Reputation: 23
I am having some difficulty writing a regex expression that finds words in a text that contain 'zz', but not at the start and the end of the text. These are two of my many attempts:
pattern = re.compile(r'(?!(?:z){2})[a-z]*zz[a-z]*(?!(?:z){2})')

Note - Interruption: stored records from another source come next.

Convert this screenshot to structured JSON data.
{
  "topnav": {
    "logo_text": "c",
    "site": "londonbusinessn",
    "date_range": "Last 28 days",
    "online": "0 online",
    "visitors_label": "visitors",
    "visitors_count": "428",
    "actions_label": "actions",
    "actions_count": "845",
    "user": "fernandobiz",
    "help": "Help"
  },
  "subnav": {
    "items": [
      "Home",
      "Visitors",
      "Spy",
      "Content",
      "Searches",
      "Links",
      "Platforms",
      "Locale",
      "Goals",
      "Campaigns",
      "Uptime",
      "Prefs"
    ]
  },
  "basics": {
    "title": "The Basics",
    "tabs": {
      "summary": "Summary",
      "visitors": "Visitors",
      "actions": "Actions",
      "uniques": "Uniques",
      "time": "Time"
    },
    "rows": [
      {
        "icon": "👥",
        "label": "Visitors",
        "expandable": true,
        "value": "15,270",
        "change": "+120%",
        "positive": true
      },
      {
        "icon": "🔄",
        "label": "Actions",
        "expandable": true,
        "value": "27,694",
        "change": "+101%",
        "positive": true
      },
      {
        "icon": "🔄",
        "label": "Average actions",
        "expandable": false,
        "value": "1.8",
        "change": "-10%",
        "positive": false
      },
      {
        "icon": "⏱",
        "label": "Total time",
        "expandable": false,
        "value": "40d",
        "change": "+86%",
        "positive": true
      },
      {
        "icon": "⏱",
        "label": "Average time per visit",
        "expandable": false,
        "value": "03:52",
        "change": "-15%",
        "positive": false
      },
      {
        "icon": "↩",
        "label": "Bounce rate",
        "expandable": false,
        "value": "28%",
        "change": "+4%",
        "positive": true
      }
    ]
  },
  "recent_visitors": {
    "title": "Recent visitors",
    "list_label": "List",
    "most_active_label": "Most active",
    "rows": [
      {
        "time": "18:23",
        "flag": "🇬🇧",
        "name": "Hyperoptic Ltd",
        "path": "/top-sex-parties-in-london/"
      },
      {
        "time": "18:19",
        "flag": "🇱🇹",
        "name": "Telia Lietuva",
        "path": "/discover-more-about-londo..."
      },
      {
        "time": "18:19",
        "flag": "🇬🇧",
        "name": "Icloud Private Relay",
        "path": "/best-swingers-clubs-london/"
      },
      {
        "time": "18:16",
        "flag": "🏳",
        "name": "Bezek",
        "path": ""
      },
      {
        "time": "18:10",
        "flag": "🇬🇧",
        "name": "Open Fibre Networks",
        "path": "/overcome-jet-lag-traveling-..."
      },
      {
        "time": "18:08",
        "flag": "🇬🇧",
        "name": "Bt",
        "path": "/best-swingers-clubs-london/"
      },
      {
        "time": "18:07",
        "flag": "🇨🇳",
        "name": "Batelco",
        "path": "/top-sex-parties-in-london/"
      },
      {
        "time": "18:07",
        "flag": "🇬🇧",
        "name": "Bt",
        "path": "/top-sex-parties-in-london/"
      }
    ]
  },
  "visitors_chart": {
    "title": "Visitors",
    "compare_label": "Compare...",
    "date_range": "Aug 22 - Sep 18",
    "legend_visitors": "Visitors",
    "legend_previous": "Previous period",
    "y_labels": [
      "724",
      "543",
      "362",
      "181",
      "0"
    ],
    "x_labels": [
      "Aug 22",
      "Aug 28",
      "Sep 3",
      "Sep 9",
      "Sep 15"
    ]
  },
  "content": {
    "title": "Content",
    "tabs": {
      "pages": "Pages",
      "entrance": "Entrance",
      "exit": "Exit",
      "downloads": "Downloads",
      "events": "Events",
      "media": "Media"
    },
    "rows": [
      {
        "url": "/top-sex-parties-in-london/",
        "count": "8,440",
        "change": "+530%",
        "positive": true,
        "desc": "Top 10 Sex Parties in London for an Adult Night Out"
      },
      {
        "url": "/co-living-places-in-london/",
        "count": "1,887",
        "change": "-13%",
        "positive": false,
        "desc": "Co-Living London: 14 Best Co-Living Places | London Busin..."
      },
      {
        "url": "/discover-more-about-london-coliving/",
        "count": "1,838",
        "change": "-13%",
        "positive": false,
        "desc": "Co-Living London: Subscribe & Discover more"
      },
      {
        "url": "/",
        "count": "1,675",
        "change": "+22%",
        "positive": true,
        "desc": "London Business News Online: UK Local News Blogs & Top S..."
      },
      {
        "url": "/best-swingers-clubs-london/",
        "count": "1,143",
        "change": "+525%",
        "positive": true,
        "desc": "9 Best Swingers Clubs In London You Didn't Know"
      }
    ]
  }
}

pattern = re.compile(r'\b[^z\s\d_]{2}[a-z]*zz[a-y][a-z]*(?!(?:zz))\b')
Thanks
Upvotes: 1
Views: 244
Reputation: 89557
You can use lookarounds:
\b(?!zz)\w+?zz\w+\b(?<!zz)
or not:
\bz?[^\Wz]\w*?zz\w*[^\Wz]z?\b
Limited to ASCII letters this last pattern can also be written:
\bz?[a-y][a-z]*?zz[a-z]*[a-y]z?\b
Upvotes: 2
Reputation: 18515
Another idea to use non word boundaries.
\B
matches at any position between two word characters as well as at any position between two non-word characters ...
\w*\Bzz\B\w*
Be aware that above matches words with two or more z
. For exactly two:
\w*(?<=[^\Wz])zz(?=[^\Wz])\w*
Use any of those patterns with (?i)
flag for caseless matching if needed.
Upvotes: 3
Reputation: 43169
Well, the direct translation would be
\b(?!zz)(?:(?!zz\b)\w)+zz(?:(?!zz\b)\w)+\b
Programmatically, you could use
text = "lorem ipsum buzz mezzo mix zztop but this is all"
words = [word
for word in text.split()
if not (word.startswith("zz") or word.endswith("zz")) and "zz" in word]
print(words)
Which yields
['mezzo']
See a demo on ideone.com.
Upvotes: 3
Reputation: 10536
Your criteria just means that the first and last letter cannot be z
. So we simply have to make sure the first and last letter is not z
, and then we have a zz
somewhere in the text.
Something like
^[^z].*zz.*[^z]$
should work
Upvotes: 0
Reputation: 18426
You can use negative lookahead and negative lookbehind assertions in the regex.
>>> import re
>>> text = 'ggksjdfkljggksldjflksddjgkjgg'
>>> re.findall('(?<!^)g{2}(?!$)', text)
['gg']
Upvotes: 0